The second stimulus in the search for progressive expression in music derived from within the history of music itself. Since the days of Wagner, composers increasingly saw themselves as trapped in the shadow of history. They came to view their own achievements generationally; they were heirs to a lineage and legacy to which their own contemporaries in the concert audience were wedded. Such a view necessarily makes history a heavy burden, and young composers not surprisingly quickly developed a sense of the exhaustion of past models; they sought to create something new. But the conscious search for originality in an overt rejection of inherited models is really only a displaced reference to the past. Indeed, evocations of the history of music abound among the works on tonight’s program.

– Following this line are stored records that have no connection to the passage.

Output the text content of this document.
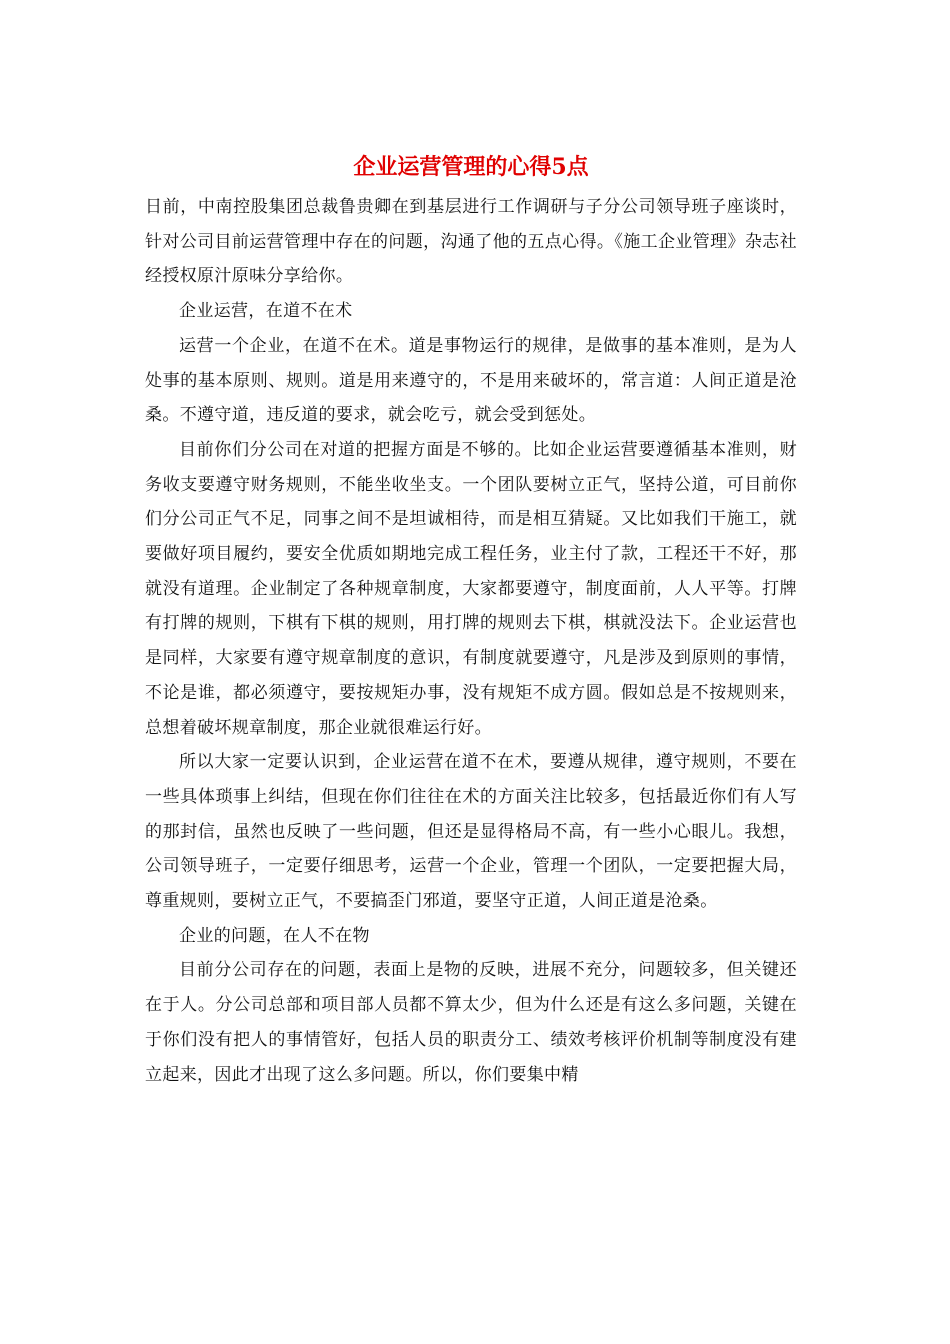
企业运营管理的心得5点

日前，中南控股集团总裁鲁贵卿在到基层进行工作调研与子分公司领导班子座谈时，针对公司目前运营管理中存在的问题，沟通了他的五点心得。《施工企业管理》杂志社经授权原汁原味分享给你。

企业运营，在道不在术

运营一个企业，在道不在术。道是事物运行的规律，是做事的基本准则，是为人处事的基本原则、规则。道是用来遵守的，不是用来破坏的，常言道：人间正道是沧桑。不遵守道，违反道的要求，就会吃亏，就会受到惩处。

目前你们分公司在对道的把握方面是不够的。比如企业运营要遵循基本准则，财务收支要遵守财务规则，不能坐收坐支。一个团队要树立正气，坚持公道，可目前你们分公司正气不足，同事之间不是坦诚相待，而是相互猜疑。又比如我们干施工，就要做好项目履约，要安全优质如期地完成工程任务，业主付了款，工程还干不好，那就没有道理。企业制定了各种规章制度，大家都要遵守，制度面前，人人平等。打牌有打牌的规则，下棋有下棋的规则，用打牌的规则去下棋，棋就没法下。企业运营也是同样，大家要有遵守规章制度的意识，有制度就要遵守，凡是涉及到原则的事情，不论是谁，都必须遵守，要按规矩办事，没有规矩不成方圆。假如总是不按规则来，总想着破坏规章制度，那企业就很难运行好。

所以大家一定要认识到，企业运营在道不在术，要遵从规律，遵守规则，不要在一些具体琐事上纠结，但现在你们往往在术的方面关注比较多，包括最近你们有人写的那封信，虽然也反映了一些问题，但还是显得格局不高，有一些小心眼儿。我想，公司领导班子，一定要仔细思考，运营一个企业，管理一个团队，一定要把握大局，尊重规则，要树立正气，不要搞歪门邪道，要坚守正道，人间正道是沧桑。

企业的问题，在人不在物

目前分公司存在的问题，表面上是物的反映，进展不充分，问题较多，但关键还在于人。分公司总部和项目部人员都不算太少，但为什么还是有这么多问题，关键在于你们没有把人的事情管好，包括人员的职责分工、绩效考核评价机制等制度没有建立起来，因此才出现了这么多问题。所以，你们要集中精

Much of Gerhard’s Violin Concerto carries on a dialogue with previous violin concerti. Alongside quotations from Schoenberg, the startling virtuosity of the violin writing is an ironic encomium to the clichés and achievements of standard violin technique so familiar to concert-goers. Dallapiccola’s affectionate reference is obviously to Mozart. Petrassi evokes the tradition of Italian madrigal, while Hartmann looks back to Haydn and the traditions of Baroque composition.
It is the privilege of twenty-first century listeners to be able to leave the stereotypes of debate about twentieth-century modernism behind. As time passes and the context and legacy of these composers continue to crystallize, we can deepen our appreciation and newfound perception of their rich and thorough affection for musical tradition, and their sometimes personally risky engagement with the political and cultural events that surrounded them. It is time to rediscover the music of unfairly overlooked twentieth- century masters; the allure of the concert repertoire will only be enhanced. If contemporary audiences have come to love Shostakovich because of the riveting interaction of sound, allusion and emotion in his music, then the music of Petrassi, Gerhard, Dallapiccola and Hartmann should win new advocates in a new generation. These remarkable composers and their music remind us that the final word on twentieth-century modernism has not yet been uttered. As time passes they will be seen to share with Bach, Beethoven, Brahms, Mahler, and Debussy an allegiance to the creation of complex musical forms as an indispensable part of the human capacity to seek redemption and express hope.